Some popular ones are Olympic lifts (variations of the snatch and clean and jerk), KB swings/snatches/cleans, speed squats/deadlifts/bench.
The pro to these exercises is that they are great for developing force quickly. The con is the learning curve and a mostly saggital dominance.
Resistance training is primarily done forward and backward, a plane that most athletes are good in.
Developing power with resistance training takes time, experience, and practice. Sometimes I do not always get athletes for an extended period of time. I also work with a lot of young athletes. This makes power development through resistance training tough.
Our athletes that train for long periods and have some years of experience benefit tremendously from some of these movements.
Medicine balls are a good way to develop power. We can hit the saggital and transverse plane well but frontal is a challenge.
There are two mistakes I see with med ball training. The first is using too heavy of a ball and the second is not throwing it hard enough.
You should be trying quite hard to throw the ball through the wall/ground. This is how we shorten the amount of time in the exercise.

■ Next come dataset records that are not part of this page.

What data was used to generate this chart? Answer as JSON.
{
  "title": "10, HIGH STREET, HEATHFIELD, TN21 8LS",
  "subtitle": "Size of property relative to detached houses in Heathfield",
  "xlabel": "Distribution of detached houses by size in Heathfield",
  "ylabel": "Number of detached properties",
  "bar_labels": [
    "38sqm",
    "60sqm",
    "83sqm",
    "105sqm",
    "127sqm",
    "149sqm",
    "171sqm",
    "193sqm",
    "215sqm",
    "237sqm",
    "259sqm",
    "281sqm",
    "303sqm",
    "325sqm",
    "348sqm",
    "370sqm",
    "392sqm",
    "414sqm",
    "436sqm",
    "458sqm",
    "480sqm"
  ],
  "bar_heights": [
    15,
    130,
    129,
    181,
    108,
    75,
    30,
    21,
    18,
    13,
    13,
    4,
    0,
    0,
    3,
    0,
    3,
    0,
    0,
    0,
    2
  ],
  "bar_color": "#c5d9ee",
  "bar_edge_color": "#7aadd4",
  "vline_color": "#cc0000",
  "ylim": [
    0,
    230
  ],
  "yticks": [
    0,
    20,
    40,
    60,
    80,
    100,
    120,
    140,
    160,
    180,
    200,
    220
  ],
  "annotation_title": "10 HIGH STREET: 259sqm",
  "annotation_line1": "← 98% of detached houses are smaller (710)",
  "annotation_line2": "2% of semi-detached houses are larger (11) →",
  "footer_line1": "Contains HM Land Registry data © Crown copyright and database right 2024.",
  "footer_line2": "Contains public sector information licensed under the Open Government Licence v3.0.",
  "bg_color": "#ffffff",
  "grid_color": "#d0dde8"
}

Using too heavy of a ball increases time to move the force, decreasing power. Go light and really put a good toss on the med ball.
Jumping is a very powerful tool to use because there are so many different variations that we can use.
All three planes can easily be trained with different jumps.
The only concern with jumping is the amount of volume done. Don’t go overboard, especially with athletes that are playing their sport in some capacity. Excessive reps could be problematic.
To get the saggital plane any type of broad, vertical, or box jump will accomplish that. These are the most common types of jumps trained.
The real magic comes when we can hit the other 2 planes because they are generally weak spots for athletes. Improving movement in those planes can go to the field.